Durham, N.C. — Democratic U.S. Sen. Kay Hagan and Republican challenger Thom Tillis aggressively attacked each other Tuesday during their second debate in five weeks.
Hagan went on the attack from the start, telling people in her opening statement that Tillis' policies as speaker of the North Carolina House have divided the state, favoring the wealthy over the middle class.
"Your idea of effectiveness is hurting the people of North Carolina every single day," she said.
Tillis responded by sounding a theme he would return to often during the hour-long debate: Hagan is a rubber-stamp for the "failed policies" of the Obama administration and has broken her promise to represent North Carolina residents.
"Having an independent voice and going to Washington and working for (North Carolinians) is the solution," he said. "We need a senator who will go to Washington and fulfill the promises that they make, not break the promises and make commitments that they don't deliver on."
ABC News anchor George Stephanopoulos broached a range of subjects during the debate, from U.S. policy fighting Islamic militants and the Ebola outbreak to the Common Core academic standards and Monday's decision by the U.S. Supreme Court not to hear any appeals of invalidated state gay marriage bans.
Hagan said she supports U.S. air strikes on militants in Iraq and Syria and has long advocated for arming moderate Syrian groups fighting against the government there as well as Islamic State forces. She said Tillis "waffles" on the issue and doesn't spell out what actions he would take against the militants.
Tillis blamed the growing strength of the militants on President Barack Obama's policies – he called it a "strategy of peace through weakness – and said he supports a no-fly zone over Syria and revoking the U.S. passports of Americans who fight with the militants.
Hagan pointed out several times during the debate that Tillis wasn't answering Stephanopoulos' questions, such as when he asked Tillis about supporting sending U.S. troops to fight in Syria. She said she believes armed Syrian rebels could handle the situation without committing U.S. troops.
Tillis first brought up the discussion of Ebola during questioning on immigration reform, saying the U.S. needs to seal its border with Mexico. No Ebola cases have been reported in Central America. Last week, he called for banning all flights to the U.S. from the west African counties where the viral outbreak is greatest.
Hagan said she would be open to a travel ban as part of a broader solution, including more investment in potential treatments, but she called Tillis's approach to the crisis "scare tactics."
Regarding the gay marriage decision, Tillis said more than 60 percent of North Carolina voters approved a constitutional amendment just two years ago defining marriage in the state as being between one man and one woman, and he feels obligated to continue fighting to uphold that vote. He then railed against the "liberal activist judges" appointed by Obama and approved by Hagan who are "denying states to do the things we want to do."
Hagan criticized Tillis for using taxpayer money on outside attorneys to keeping fighting a case that appeals courts have already ruled on, adding that no one should be able to tell others who they can love or marry.

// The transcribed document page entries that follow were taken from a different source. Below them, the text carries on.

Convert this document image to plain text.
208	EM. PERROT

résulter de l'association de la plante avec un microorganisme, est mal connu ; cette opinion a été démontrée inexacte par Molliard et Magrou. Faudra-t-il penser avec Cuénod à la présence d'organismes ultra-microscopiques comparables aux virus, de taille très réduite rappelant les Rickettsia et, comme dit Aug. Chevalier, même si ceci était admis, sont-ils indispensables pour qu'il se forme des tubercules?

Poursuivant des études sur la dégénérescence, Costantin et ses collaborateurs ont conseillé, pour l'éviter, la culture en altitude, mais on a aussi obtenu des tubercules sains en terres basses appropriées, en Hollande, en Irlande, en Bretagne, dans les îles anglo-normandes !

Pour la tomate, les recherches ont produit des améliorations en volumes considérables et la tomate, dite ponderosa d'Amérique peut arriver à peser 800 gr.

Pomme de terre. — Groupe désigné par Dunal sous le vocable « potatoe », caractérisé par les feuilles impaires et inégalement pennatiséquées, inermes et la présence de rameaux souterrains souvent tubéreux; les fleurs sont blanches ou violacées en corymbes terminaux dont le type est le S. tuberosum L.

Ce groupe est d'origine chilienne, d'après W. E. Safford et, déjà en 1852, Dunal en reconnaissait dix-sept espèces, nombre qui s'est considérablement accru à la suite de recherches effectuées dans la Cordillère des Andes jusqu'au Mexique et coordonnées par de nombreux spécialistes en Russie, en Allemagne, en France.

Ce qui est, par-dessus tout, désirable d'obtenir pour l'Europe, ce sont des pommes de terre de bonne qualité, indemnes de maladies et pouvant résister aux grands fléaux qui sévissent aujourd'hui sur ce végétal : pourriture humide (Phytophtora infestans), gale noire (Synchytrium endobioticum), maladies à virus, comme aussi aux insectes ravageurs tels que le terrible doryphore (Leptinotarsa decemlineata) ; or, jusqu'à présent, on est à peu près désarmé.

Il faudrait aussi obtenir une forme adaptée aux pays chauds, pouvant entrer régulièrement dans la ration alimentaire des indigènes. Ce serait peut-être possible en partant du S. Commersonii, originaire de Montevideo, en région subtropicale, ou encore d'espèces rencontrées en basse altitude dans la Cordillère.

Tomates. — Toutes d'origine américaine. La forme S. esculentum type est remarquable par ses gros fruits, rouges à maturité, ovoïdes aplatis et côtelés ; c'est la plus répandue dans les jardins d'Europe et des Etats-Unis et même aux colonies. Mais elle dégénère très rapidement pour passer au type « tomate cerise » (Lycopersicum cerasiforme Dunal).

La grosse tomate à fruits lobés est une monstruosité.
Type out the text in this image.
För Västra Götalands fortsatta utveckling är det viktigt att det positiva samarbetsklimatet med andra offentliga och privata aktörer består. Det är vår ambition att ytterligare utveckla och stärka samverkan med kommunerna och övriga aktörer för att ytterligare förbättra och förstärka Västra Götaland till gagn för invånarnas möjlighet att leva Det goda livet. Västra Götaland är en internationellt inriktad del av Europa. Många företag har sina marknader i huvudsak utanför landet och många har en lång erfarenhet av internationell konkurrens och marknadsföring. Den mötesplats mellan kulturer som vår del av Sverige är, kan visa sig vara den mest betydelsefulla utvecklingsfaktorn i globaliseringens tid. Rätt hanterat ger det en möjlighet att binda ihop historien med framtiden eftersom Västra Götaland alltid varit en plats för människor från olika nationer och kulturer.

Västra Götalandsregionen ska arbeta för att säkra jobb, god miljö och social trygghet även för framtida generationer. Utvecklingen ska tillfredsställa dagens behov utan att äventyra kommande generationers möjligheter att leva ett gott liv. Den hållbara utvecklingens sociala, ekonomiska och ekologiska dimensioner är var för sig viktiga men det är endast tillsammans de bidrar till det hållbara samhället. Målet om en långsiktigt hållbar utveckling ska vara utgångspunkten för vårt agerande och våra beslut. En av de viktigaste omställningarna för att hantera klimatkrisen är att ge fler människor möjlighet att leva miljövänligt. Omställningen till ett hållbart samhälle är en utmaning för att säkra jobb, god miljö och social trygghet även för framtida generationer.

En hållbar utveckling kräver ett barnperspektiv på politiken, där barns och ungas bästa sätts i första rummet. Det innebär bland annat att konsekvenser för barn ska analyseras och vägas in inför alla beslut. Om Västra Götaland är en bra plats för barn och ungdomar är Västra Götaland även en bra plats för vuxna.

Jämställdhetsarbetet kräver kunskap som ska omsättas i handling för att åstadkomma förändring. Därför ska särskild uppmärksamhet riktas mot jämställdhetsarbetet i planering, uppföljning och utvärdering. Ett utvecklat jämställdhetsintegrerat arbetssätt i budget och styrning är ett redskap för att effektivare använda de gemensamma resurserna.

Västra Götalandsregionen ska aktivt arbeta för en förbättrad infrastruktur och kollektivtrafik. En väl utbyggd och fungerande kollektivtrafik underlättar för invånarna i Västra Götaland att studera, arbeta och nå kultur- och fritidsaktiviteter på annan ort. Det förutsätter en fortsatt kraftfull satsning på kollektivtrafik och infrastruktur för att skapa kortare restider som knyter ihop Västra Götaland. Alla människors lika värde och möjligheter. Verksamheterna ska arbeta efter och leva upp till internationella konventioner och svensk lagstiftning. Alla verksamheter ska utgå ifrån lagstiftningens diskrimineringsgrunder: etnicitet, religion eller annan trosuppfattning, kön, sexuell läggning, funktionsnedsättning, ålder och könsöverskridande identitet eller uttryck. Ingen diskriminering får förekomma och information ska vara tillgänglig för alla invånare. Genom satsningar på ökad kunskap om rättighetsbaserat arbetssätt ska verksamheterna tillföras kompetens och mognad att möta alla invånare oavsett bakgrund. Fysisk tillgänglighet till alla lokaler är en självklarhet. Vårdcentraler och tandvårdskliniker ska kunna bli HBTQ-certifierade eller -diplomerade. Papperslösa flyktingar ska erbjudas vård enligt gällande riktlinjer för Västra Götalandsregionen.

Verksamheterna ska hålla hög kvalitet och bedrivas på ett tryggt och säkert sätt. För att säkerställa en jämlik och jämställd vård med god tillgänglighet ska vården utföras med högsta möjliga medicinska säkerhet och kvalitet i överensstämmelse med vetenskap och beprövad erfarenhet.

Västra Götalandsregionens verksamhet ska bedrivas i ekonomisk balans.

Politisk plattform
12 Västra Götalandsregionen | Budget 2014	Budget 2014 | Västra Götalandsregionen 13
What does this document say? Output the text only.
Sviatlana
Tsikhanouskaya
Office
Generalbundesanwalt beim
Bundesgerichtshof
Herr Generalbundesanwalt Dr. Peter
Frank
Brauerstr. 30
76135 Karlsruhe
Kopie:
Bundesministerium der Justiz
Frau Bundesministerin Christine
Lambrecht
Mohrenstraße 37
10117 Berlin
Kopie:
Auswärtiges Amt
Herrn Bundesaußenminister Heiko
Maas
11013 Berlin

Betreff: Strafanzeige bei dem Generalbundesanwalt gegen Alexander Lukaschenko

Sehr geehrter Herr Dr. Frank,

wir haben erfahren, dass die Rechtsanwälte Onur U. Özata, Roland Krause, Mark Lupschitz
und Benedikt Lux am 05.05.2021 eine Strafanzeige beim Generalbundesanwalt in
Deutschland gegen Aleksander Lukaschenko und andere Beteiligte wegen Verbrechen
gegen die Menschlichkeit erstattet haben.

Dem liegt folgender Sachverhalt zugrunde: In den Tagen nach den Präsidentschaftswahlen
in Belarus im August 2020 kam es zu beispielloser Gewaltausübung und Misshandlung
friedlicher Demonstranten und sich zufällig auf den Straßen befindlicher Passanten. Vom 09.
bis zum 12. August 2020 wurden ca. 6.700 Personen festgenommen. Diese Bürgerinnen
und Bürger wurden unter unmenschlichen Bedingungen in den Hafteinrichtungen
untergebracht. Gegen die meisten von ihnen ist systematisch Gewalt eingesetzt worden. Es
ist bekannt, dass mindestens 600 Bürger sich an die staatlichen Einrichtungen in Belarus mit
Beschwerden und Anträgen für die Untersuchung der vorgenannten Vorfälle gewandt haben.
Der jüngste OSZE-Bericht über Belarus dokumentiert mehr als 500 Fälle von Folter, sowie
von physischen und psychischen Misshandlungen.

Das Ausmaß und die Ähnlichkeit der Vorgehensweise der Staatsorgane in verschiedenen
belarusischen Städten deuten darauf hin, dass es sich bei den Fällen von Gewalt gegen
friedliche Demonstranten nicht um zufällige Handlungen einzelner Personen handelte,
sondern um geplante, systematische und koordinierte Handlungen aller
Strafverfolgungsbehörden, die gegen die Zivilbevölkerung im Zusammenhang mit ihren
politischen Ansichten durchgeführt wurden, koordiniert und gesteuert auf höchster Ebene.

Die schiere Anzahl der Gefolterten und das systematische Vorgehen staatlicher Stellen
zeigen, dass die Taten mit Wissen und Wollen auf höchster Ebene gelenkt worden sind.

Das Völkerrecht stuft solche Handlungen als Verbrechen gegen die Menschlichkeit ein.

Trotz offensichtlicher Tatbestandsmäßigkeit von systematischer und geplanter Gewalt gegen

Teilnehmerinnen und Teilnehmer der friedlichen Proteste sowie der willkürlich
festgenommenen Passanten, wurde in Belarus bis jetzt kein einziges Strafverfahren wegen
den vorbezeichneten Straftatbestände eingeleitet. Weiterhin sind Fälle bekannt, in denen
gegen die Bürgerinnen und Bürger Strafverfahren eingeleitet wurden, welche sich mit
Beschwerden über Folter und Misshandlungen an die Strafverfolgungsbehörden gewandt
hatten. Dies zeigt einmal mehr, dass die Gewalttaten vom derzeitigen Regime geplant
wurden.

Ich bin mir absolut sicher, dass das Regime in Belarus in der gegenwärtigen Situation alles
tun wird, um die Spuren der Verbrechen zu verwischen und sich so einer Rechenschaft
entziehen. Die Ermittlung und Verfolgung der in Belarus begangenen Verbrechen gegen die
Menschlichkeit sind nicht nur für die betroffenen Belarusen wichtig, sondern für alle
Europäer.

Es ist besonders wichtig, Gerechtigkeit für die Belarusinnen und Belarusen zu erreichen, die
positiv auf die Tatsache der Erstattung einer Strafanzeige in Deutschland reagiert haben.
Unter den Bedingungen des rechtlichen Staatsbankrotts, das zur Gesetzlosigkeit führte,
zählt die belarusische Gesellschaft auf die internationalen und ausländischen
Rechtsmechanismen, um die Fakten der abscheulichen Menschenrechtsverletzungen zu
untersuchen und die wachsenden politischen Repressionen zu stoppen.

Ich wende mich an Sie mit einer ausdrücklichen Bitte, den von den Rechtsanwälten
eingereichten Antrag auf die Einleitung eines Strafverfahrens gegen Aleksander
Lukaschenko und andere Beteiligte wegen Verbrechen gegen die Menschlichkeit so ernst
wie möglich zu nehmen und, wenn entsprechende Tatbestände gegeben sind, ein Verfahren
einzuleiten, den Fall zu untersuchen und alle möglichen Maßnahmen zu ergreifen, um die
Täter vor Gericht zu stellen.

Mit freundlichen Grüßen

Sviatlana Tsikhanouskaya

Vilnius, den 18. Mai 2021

She used the Common Core question to return to a common refrain of her campaign by attacking Tillis' record on education spending. He responded by noting that most fact-checks found the allegation that the General Assembly cut education spending by $500 million to be false and added that lawmakers want to give teachers another hefty raise next year on top of the average 7 percent they included in this year's budget. Hagan closed the conversation by noting that North Carolina now ranks 48th nationally in per-student spending.
As in their first debate a month ago, the two candidates asked each other questions.
Tillis asked Hagan which of her votes on Obama-backed policies does she most regret and why she has missed so many meetings of the Senate Armed Services Committee. She didn't offer any regrets, said she's fully briefed on issues that come before the committee and noted that Tillis was frequently absent from House floor sessions during last summer's legislative session while he was out raising money for his campaign.
Hagan asked Tillis why he doesn't support an equal pay for women bill and legislation that would allow college graduates to refinance their student loan debt. He called both regulatory responses that shift the focus away from Congress working to improve the U.S. economy by lowering taxes and cutting red tape.
After the debate, Hagan said Tillis should stop trying to make the Senate race a referendum on Obama.
"The president is not on the ballot. This race is about who’s going to represent North Carolina in the U.S. Senate," she said.
Meanwhile, Tillis tried to cut through Hagan's lead among female voters, saying he's focused on creating jobs for women while she's interested only in bureaucratic solutions.
"I get rattled when I think about my daughter and I think about Sen. Hagan thinking that I’m not concerned with the fact that women in some instances are making less than men just because employers are making the wrong decisions," he said. "We need to cut through the rhetoric and Sen. Hagan’s talking points and talk about facts. We’re putting women back to work."
The debate was the candidates' final one-to-one meeting before the Nov. 4 general election. On Thursday, Libertarian candidate Sean Haugh will join Tillis and Hagan for a debate in Wilmington.